Vince mentioned how every episode of Breaking Bad was filmed on 35mm film, but his new show, the BB spinoff Better Call Saul, is shot on digital (specifically the RED Dragon). He explained how his DP, Arthur Albert, did a “blind taste test” where he shot sample footage on 35mm film, a couple of REDs, the Alexa and Sony’s F55. The then had it color-timed and shown to Vince and his producing partner Peter Gould. Vince told Marc that if he could tell the difference between the clips and pick out the film, regardless of the extra price, they would’ve gone with film.

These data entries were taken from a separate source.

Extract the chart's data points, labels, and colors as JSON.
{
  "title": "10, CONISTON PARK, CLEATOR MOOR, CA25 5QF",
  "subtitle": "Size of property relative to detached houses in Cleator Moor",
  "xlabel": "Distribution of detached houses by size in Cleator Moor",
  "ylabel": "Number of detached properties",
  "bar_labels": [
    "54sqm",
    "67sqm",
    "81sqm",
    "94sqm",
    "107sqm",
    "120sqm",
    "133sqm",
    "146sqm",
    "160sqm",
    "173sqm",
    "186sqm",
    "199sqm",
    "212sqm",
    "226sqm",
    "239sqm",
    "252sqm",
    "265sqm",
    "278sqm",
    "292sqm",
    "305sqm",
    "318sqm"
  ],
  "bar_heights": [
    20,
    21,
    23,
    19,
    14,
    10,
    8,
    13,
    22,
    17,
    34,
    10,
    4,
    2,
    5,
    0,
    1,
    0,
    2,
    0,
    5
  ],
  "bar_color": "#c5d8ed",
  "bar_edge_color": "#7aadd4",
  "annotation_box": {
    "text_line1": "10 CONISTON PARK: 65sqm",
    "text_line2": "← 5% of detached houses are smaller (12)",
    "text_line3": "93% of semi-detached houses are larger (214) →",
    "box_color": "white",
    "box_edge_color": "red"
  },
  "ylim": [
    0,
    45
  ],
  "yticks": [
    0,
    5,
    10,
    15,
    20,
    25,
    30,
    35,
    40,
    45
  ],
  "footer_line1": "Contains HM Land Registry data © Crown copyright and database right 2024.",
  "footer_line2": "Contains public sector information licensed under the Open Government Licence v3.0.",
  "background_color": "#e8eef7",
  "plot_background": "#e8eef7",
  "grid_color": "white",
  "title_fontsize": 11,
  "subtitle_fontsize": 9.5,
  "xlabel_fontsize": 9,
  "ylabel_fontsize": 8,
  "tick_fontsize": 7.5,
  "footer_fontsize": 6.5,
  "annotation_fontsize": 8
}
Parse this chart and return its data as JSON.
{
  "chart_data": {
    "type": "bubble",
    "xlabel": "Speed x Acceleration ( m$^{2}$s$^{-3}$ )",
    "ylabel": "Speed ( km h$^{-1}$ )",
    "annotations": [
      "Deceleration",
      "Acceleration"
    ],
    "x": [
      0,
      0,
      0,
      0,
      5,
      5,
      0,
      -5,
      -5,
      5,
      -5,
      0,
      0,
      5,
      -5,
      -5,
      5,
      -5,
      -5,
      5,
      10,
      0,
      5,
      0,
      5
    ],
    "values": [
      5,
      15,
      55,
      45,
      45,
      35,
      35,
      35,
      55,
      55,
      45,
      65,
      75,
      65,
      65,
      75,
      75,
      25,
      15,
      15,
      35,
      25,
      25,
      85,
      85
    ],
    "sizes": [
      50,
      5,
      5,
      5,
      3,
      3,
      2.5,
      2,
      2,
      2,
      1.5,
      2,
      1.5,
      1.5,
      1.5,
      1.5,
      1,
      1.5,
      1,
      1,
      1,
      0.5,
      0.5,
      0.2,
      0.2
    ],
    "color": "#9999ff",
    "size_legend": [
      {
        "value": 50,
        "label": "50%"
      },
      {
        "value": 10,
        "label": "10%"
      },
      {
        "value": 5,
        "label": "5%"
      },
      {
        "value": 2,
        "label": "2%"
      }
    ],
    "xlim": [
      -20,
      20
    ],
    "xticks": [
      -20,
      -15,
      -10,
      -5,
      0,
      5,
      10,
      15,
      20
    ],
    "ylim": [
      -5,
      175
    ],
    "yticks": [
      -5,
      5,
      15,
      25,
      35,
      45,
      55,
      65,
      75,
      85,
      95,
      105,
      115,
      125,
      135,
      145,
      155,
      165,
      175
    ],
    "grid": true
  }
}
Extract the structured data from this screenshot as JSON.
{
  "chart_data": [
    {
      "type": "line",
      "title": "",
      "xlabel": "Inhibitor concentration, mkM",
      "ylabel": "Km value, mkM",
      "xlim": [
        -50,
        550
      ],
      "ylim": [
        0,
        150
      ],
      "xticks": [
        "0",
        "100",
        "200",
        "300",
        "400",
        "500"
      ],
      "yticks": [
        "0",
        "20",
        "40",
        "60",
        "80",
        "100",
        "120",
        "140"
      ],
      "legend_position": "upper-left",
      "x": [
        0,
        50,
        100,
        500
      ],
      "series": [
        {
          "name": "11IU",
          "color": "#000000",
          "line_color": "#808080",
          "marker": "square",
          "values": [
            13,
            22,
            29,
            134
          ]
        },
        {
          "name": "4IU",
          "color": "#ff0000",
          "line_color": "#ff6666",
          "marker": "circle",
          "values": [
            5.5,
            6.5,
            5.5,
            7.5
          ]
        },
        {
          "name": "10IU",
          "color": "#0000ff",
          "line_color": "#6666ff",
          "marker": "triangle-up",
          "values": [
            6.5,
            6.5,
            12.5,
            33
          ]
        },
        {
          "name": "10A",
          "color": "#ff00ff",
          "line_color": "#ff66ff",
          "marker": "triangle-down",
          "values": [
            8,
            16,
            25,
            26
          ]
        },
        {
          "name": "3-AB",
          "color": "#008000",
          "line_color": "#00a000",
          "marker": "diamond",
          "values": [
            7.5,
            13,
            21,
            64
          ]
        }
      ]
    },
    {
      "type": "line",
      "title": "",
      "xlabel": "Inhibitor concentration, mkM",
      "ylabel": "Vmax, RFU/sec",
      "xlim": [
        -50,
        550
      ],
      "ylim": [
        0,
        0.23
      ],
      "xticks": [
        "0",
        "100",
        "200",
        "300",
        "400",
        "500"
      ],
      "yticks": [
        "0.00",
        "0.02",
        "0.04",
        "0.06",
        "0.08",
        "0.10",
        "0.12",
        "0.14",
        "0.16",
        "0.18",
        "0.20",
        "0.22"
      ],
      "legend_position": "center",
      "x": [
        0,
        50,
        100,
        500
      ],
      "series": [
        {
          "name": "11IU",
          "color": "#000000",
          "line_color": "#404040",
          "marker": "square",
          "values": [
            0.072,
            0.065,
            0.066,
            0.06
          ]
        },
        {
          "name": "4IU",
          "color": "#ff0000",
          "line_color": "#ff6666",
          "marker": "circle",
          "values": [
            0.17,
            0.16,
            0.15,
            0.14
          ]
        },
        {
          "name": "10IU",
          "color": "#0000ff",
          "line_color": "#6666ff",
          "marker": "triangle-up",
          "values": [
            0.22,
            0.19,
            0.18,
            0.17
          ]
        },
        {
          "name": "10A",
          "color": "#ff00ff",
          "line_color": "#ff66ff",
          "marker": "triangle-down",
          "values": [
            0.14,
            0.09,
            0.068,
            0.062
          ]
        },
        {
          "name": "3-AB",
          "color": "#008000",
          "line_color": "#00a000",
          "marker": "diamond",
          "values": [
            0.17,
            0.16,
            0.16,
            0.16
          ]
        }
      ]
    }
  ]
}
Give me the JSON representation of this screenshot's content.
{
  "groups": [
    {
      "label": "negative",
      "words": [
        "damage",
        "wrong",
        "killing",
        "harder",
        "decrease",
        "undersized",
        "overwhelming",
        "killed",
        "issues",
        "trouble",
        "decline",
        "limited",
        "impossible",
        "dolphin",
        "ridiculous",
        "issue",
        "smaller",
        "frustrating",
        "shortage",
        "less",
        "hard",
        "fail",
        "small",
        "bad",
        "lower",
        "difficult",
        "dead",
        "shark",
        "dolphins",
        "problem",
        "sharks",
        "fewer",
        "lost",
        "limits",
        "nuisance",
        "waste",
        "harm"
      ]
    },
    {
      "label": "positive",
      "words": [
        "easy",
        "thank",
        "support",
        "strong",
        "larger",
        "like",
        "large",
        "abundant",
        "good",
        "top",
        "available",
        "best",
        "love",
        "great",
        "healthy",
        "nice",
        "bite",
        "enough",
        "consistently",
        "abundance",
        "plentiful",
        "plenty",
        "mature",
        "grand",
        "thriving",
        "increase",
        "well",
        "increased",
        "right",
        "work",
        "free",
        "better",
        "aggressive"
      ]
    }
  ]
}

Admittedly, he could not tell the difference.
The Best Answer Ever
Towards the end of the show (around 50:20), Vince gave what I believe is hands down the BEST answer I’ve EVER heard regarding the long-running film vs. digital debate. When Marc asks him about shooting on digital vs. film, Vince just says, “I miss film.” He goes on to admit that he doesn’t have any objective or quantitative reason to say film is “better” than digital. He acknowledges that digital looks amazing, and as he discovered, not even he could tell the difference. He knows digital is cheaper. But when Marc asks him why he misses film, he just honestly says, “I can’t say that digital is inferior or that it fundamentally looks different. I can only say that I miss film and want to be shooting on it.” At the end of the day, there’s just a nostalgic romance to film that he appreciates and that connects with him.
I love this answer because it’s honest and authentic. He doesn’t try to make some confounded, unsupportable argument. He doesn’t get on a high horse or soap box. He just loves the medium. No particular rhyme or reason other than a call back to a bygone era and a format that made him fall in love with filmmaking. For my money, that is an answer I can get behind and applaud.